Those of you who have been around the internet for awhile have probably noticed that onsite comment sections have been removed from many news sites that once had thriving discussions under the articles.
The discussions were not always civil, and many comments were from people who obviously didn’t read the articles, just the headlines.
But nonetheless most articles were teeming with comments.
Social media changed all that. For the past six years the bulk of comments on our articles have arrived to either our Facebook Page or our Twitter stream.
The exception is high-profile and controversial articles, where some of the comments were getting so creepy and vaguely threatening that I started moderating comments.
That created its own problem. People whose comments didn’t get released from the moderation queue as quickly as they’d like began screaming that they were being “censored.”
So I made a decision to remove comments by phases. First I’d wait for a slow-traffic period so that individuals didn’t decide I was cutting comments off because of them personally.
Then I’d remove the option to comment on new articles, and finally remove all comments.
When I began using the internet as my primary source for news, I was active on the comment section at Politico.com, which would often attract hundreds, maybe thousands of comments to an article.
Comments on Politico are no more. I have no idea when they removed them, but they are gone.
The latest of the high-comment-traffic sites to remove comments was TheHill.com.
The Hill initially put a box at the bottom of every article explaining why they removed the comments, but it’s since been removed as readers got accustomed to the new situation.
So let me give my reasons for turning off comments:
- Moderating comments was taking more time than it was worth
- Keeping racist and misogynistic comments off the site was a depressing chore, and was rapidly eroding my faith in human nature
- Most articles got no comments, but I still had to monitor every day, taking up valuable time
- Most people commented on our articles on social media, so the onsite comment section was redundant and useless.
I don’t mind hearing from readers, even if they don’t agree with me, but editing is hard enough without taking on the job of referee.

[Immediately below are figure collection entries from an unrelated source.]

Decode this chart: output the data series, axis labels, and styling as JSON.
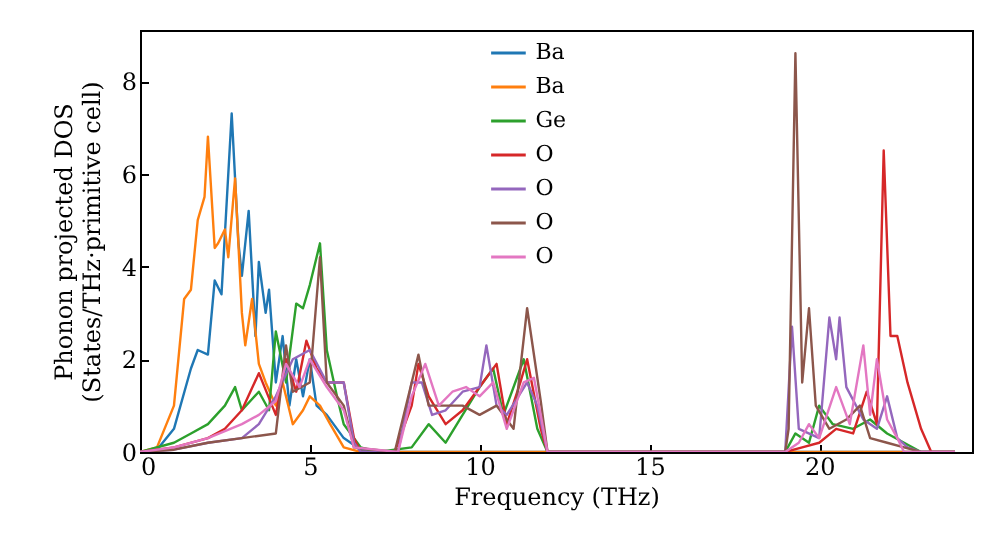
{
  "chart_data": {
    "type": "line",
    "xlabel": "Frequency (THz)",
    "ylabel": "Phonon projected DOS\n(States/THz·primitive cell)",
    "xlim": [
      0,
      24.5
    ],
    "ylim": [
      0,
      9.1
    ],
    "xticks": [
      0,
      5,
      10,
      15,
      20
    ],
    "yticks": [
      0,
      2,
      4,
      6,
      8
    ],
    "legend": "top",
    "grid": false,
    "marker": "none",
    "line_style": "solid",
    "series": [
      {
        "name": "Ba",
        "color": "#1f77b4",
        "x": [
          0,
          0.5,
          1,
          1.5,
          1.7,
          2,
          2.2,
          2.4,
          2.7,
          2.9,
          3,
          3.2,
          3.4,
          3.5,
          3.7,
          3.8,
          4,
          4.2,
          4.4,
          4.6,
          4.8,
          5,
          5.2,
          5.5,
          6,
          6.5,
          7,
          24
        ],
        "values": [
          0,
          0.05,
          0.5,
          1.8,
          2.2,
          2.1,
          3.7,
          3.4,
          7.3,
          4.5,
          3.8,
          5.2,
          2.5,
          4.1,
          3,
          3.5,
          1.5,
          2.5,
          1,
          2,
          1.2,
          2,
          1,
          0.8,
          0.3,
          0.05,
          0,
          0
        ]
      },
      {
        "name": "Ba",
        "color": "#ff7f0e",
        "x": [
          0,
          0.5,
          1,
          1.3,
          1.5,
          1.7,
          1.9,
          2,
          2.2,
          2.3,
          2.5,
          2.6,
          2.8,
          3,
          3.1,
          3.3,
          3.5,
          3.7,
          4,
          4.2,
          4.5,
          4.8,
          5,
          5.3,
          5.6,
          6,
          6.5,
          24
        ],
        "values": [
          0,
          0.1,
          1,
          3.3,
          3.5,
          5,
          5.5,
          6.8,
          4.4,
          4.5,
          4.8,
          4.2,
          5.9,
          3,
          2.3,
          3.3,
          1.9,
          1.5,
          1,
          1.5,
          0.6,
          0.9,
          1.2,
          1,
          0.6,
          0.1,
          0,
          0
        ]
      },
      {
        "name": "Ge",
        "color": "#2ca02c",
        "x": [
          0,
          1,
          1.5,
          2,
          2.5,
          2.8,
          3,
          3.5,
          3.8,
          4,
          4.3,
          4.6,
          4.8,
          5,
          5.3,
          5.5,
          5.8,
          6,
          6.5,
          7,
          8,
          8.5,
          9,
          9.5,
          10,
          10.4,
          10.7,
          11.3,
          11.7,
          12,
          19,
          19.3,
          19.7,
          20,
          20.4,
          21,
          21.5,
          22,
          22.5,
          23,
          24
        ],
        "values": [
          0,
          0.2,
          0.4,
          0.6,
          1,
          1.4,
          0.9,
          1.3,
          0.9,
          2.6,
          1.5,
          3.2,
          3.1,
          3.6,
          4.5,
          2.2,
          1.2,
          0.6,
          0.1,
          0,
          0.1,
          0.6,
          0.2,
          0.8,
          1.4,
          1.8,
          0.8,
          2,
          0.5,
          0,
          0,
          0.4,
          0.2,
          1,
          0.6,
          0.5,
          0.7,
          0.4,
          0.2,
          0,
          0
        ]
      },
      {
        "name": "O",
        "color": "#d62728",
        "x": [
          0,
          1,
          2,
          2.5,
          3,
          3.5,
          4,
          4.3,
          4.6,
          4.9,
          5.2,
          5.5,
          6,
          6.3,
          6.5,
          7.5,
          8,
          8.2,
          8.5,
          9,
          9.5,
          10.2,
          10.5,
          10.8,
          11.2,
          11.4,
          11.8,
          12,
          19,
          19.5,
          20,
          20.5,
          21,
          21.4,
          21.7,
          21.9,
          22.1,
          22.3,
          22.6,
          23,
          23.3,
          24
        ],
        "values": [
          0,
          0.1,
          0.3,
          0.5,
          0.9,
          1.7,
          0.8,
          2,
          1.3,
          2.4,
          1.8,
          1.5,
          1.5,
          0.3,
          0,
          0,
          1,
          1.9,
          1.2,
          0.6,
          0.9,
          1.6,
          1.9,
          0.6,
          1.5,
          2,
          0.5,
          0,
          0,
          0.1,
          0.2,
          0.5,
          0.4,
          1.3,
          0.6,
          6.5,
          2.5,
          2.5,
          1.5,
          0.5,
          0,
          0
        ]
      },
      {
        "name": "O",
        "color": "#9467bd",
        "x": [
          0,
          1,
          2,
          3,
          3.5,
          4,
          4.5,
          5,
          5.5,
          6,
          6.3,
          6.5,
          7.6,
          8,
          8.3,
          8.6,
          9,
          9.5,
          10,
          10.2,
          10.5,
          10.8,
          11.4,
          11.7,
          12,
          19,
          19.2,
          19.4,
          20,
          20.3,
          20.5,
          20.6,
          20.8,
          21.3,
          21.7,
          22,
          22.3,
          22.6,
          23,
          24
        ],
        "values": [
          0,
          0.05,
          0.2,
          0.3,
          0.6,
          1.2,
          2,
          2.2,
          1.5,
          1.5,
          0.2,
          0,
          0,
          1.5,
          1.5,
          0.8,
          0.9,
          1.3,
          1.4,
          2.3,
          1,
          0.8,
          1.5,
          1,
          0,
          0,
          2.7,
          0.5,
          0.3,
          2.9,
          2,
          2.9,
          1.4,
          0.7,
          0.5,
          1.2,
          0.3,
          0.1,
          0,
          0
        ]
      },
      {
        "name": "O",
        "color": "#8c564b",
        "x": [
          0,
          1,
          2,
          3,
          4,
          4.3,
          4.5,
          5,
          5.3,
          5.5,
          6,
          6.3,
          7.5,
          8,
          8.2,
          8.5,
          9,
          9.5,
          10,
          10.5,
          11,
          11.4,
          11.8,
          12,
          19,
          19.1,
          19.3,
          19.5,
          19.7,
          19.9,
          20.3,
          20.8,
          21.2,
          21.5,
          22,
          22.5,
          23,
          24
        ],
        "values": [
          0,
          0.05,
          0.2,
          0.3,
          0.4,
          2.3,
          1.3,
          1.5,
          4.2,
          1.5,
          1,
          0.1,
          0,
          1.5,
          2.1,
          1,
          1,
          1,
          0.8,
          1,
          0.5,
          3.1,
          1.1,
          0,
          0,
          0.5,
          8.6,
          1.5,
          3.1,
          1,
          0.5,
          0.7,
          1,
          0.3,
          0.2,
          0.1,
          0,
          0
        ]
      },
      {
        "name": "O",
        "color": "#e377c2",
        "x": [
          0,
          1,
          2,
          3,
          3.5,
          4,
          4.3,
          4.7,
          5,
          5.5,
          6,
          6.3,
          7.6,
          8,
          8.4,
          8.8,
          9.2,
          9.6,
          10,
          10.4,
          10.8,
          11.3,
          11.6,
          12,
          19,
          19.4,
          19.7,
          20,
          20.5,
          20.9,
          21.3,
          21.5,
          21.7,
          22,
          22.3,
          22.5,
          24
        ],
        "values": [
          0,
          0.1,
          0.3,
          0.6,
          0.8,
          1.1,
          1.9,
          1.4,
          2,
          1.4,
          0.9,
          0.1,
          0,
          1.2,
          1.9,
          1,
          1.3,
          1.4,
          1.2,
          1.5,
          0.5,
          1.5,
          1.6,
          0,
          0,
          0.2,
          0.6,
          0.3,
          1.4,
          0.6,
          2.3,
          0.8,
          2,
          0.7,
          0.3,
          0,
          0
        ]
      }
    ]
  }
}
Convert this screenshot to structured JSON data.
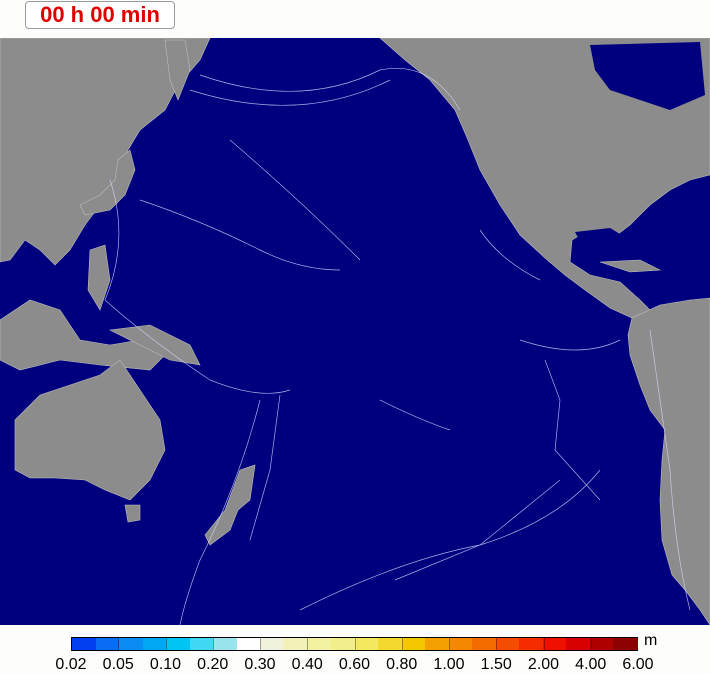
{
  "timer": {
    "label": "00 h 00 min",
    "color": "#e00000"
  },
  "map": {
    "ocean_color": "#00007f",
    "land_color": "#8c8c8c",
    "contour_color": "#d8d8ff"
  },
  "legend": {
    "unit": "m",
    "tick_labels": [
      "0.02",
      "0.05",
      "0.10",
      "0.20",
      "0.30",
      "0.40",
      "0.60",
      "0.80",
      "1.00",
      "1.50",
      "2.00",
      "4.00",
      "6.00"
    ],
    "colors": [
      "#0040f0",
      "#0a6cf4",
      "#0a8cf4",
      "#00a8f4",
      "#00c4f4",
      "#40d8f4",
      "#9ae4ee",
      "#ffffff",
      "#f2f2dc",
      "#f2f2b8",
      "#f2f2a0",
      "#f2f08c",
      "#f4e860",
      "#f4d830",
      "#f4c800",
      "#f4a000",
      "#f48800",
      "#f46c00",
      "#f44c00",
      "#f42c00",
      "#f01000",
      "#d80000",
      "#b00000",
      "#8c0000"
    ]
  }
}
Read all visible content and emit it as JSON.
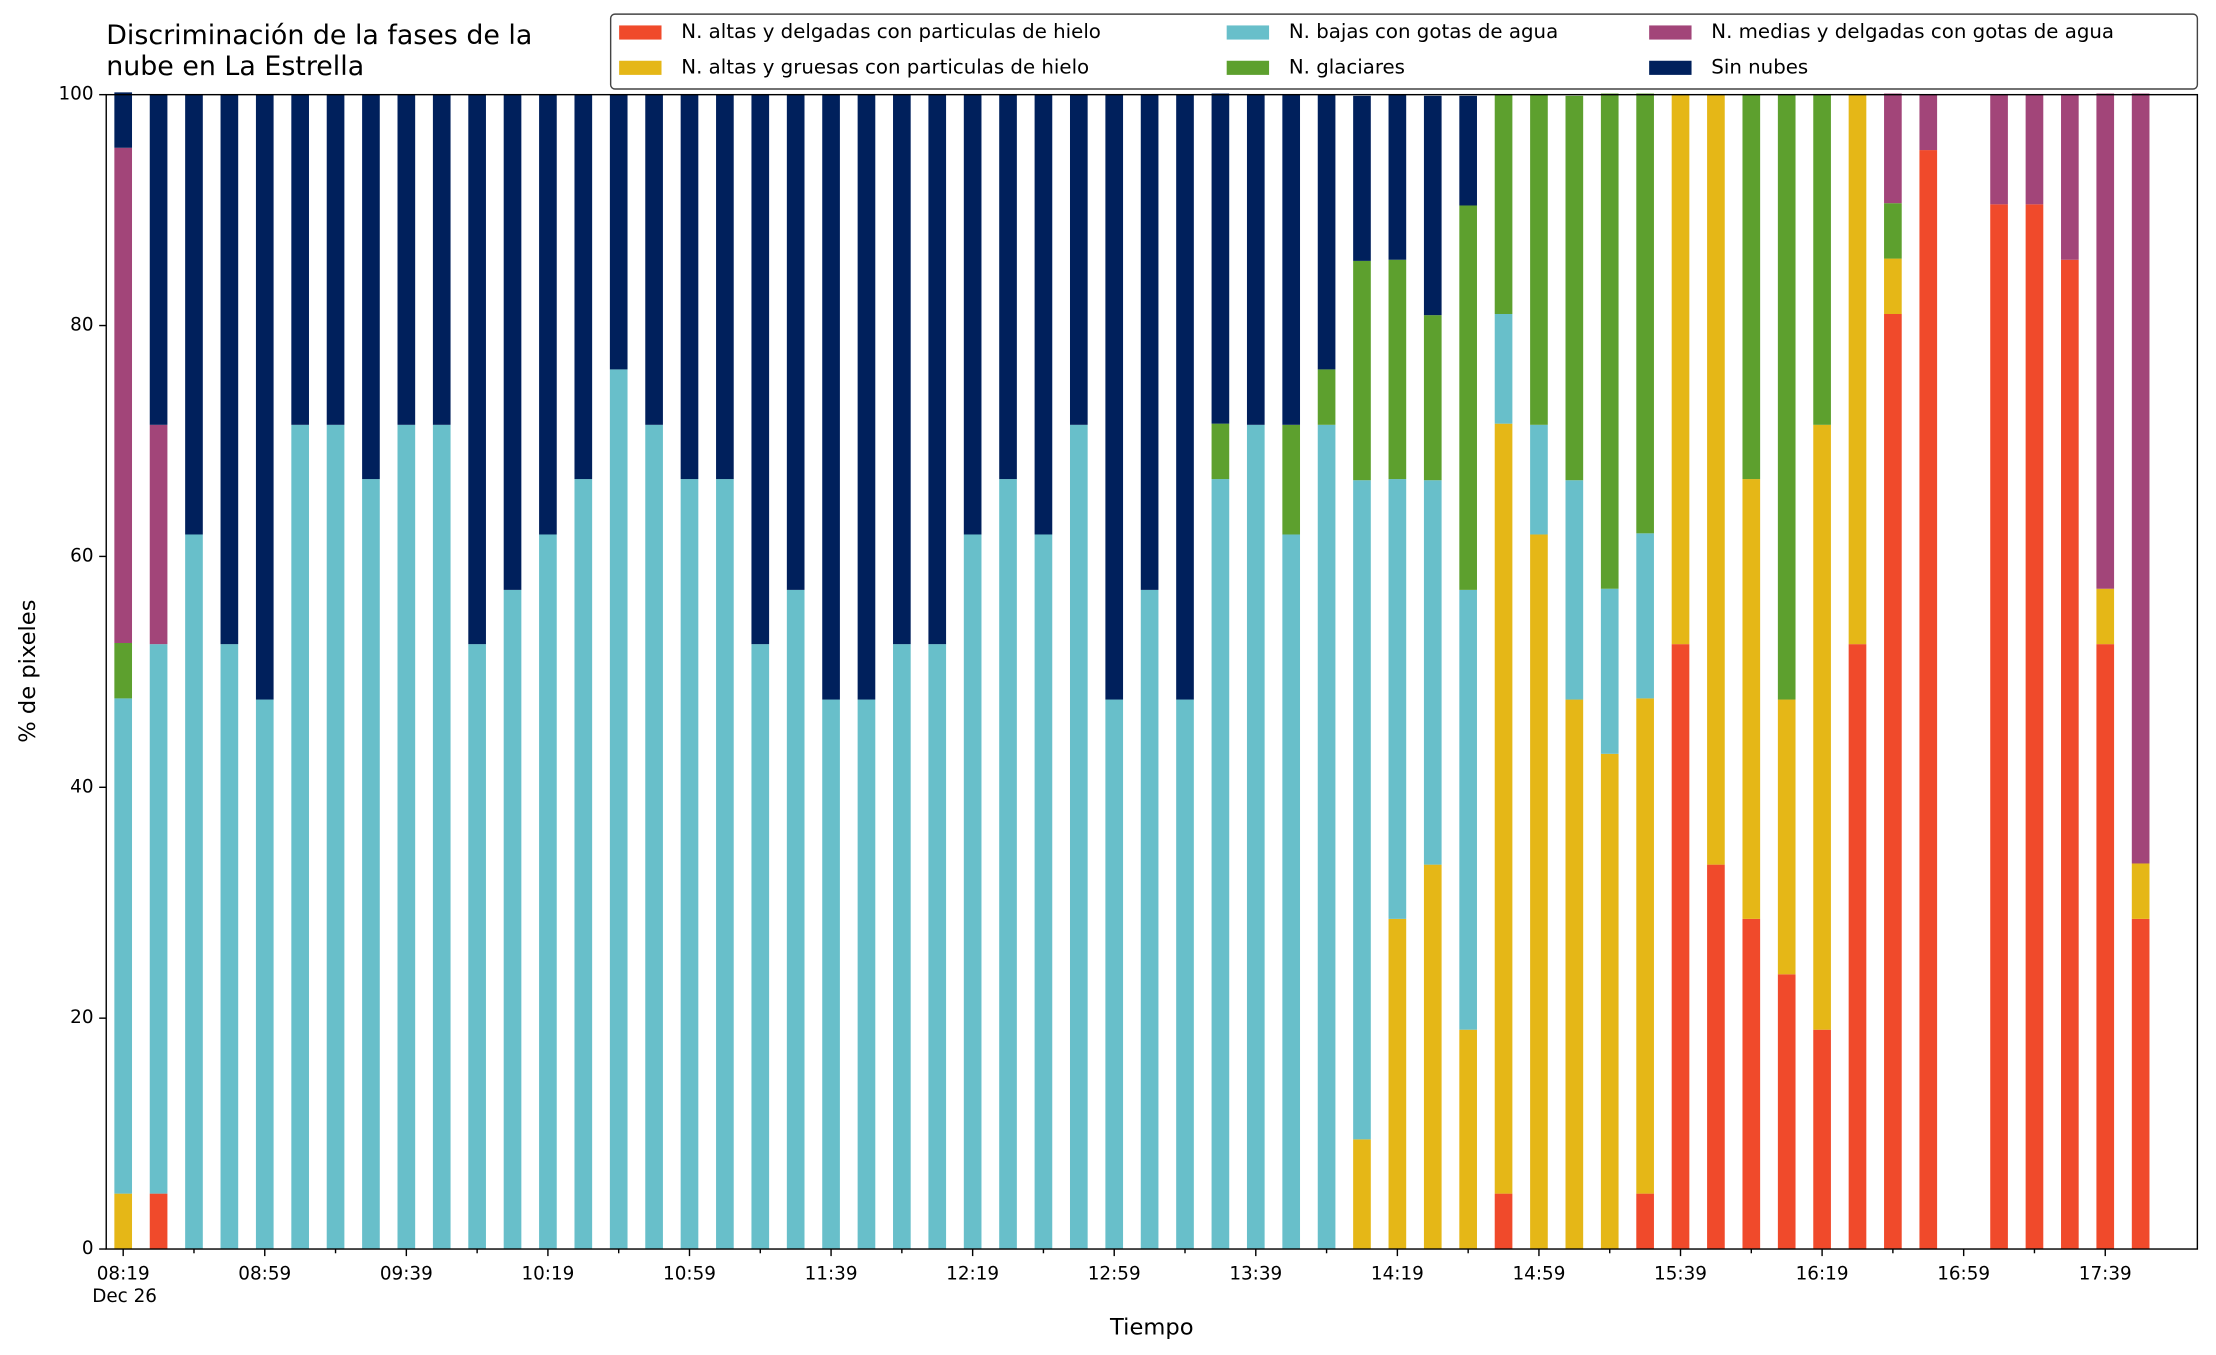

And as I wrote at the beginning, some of the comments I sent to the trash heap were creepy and a few were vaguely threatening. None of them made explicit threats (I know how to escalate reports on those to the Internet Service Provider the comment came through, or to the police if it gets that far), but some came a bit too close to the edge.
Social media isn’t immune from malicious trolling, but at least there I don’t have to do as much hands-on as I do on the Courier.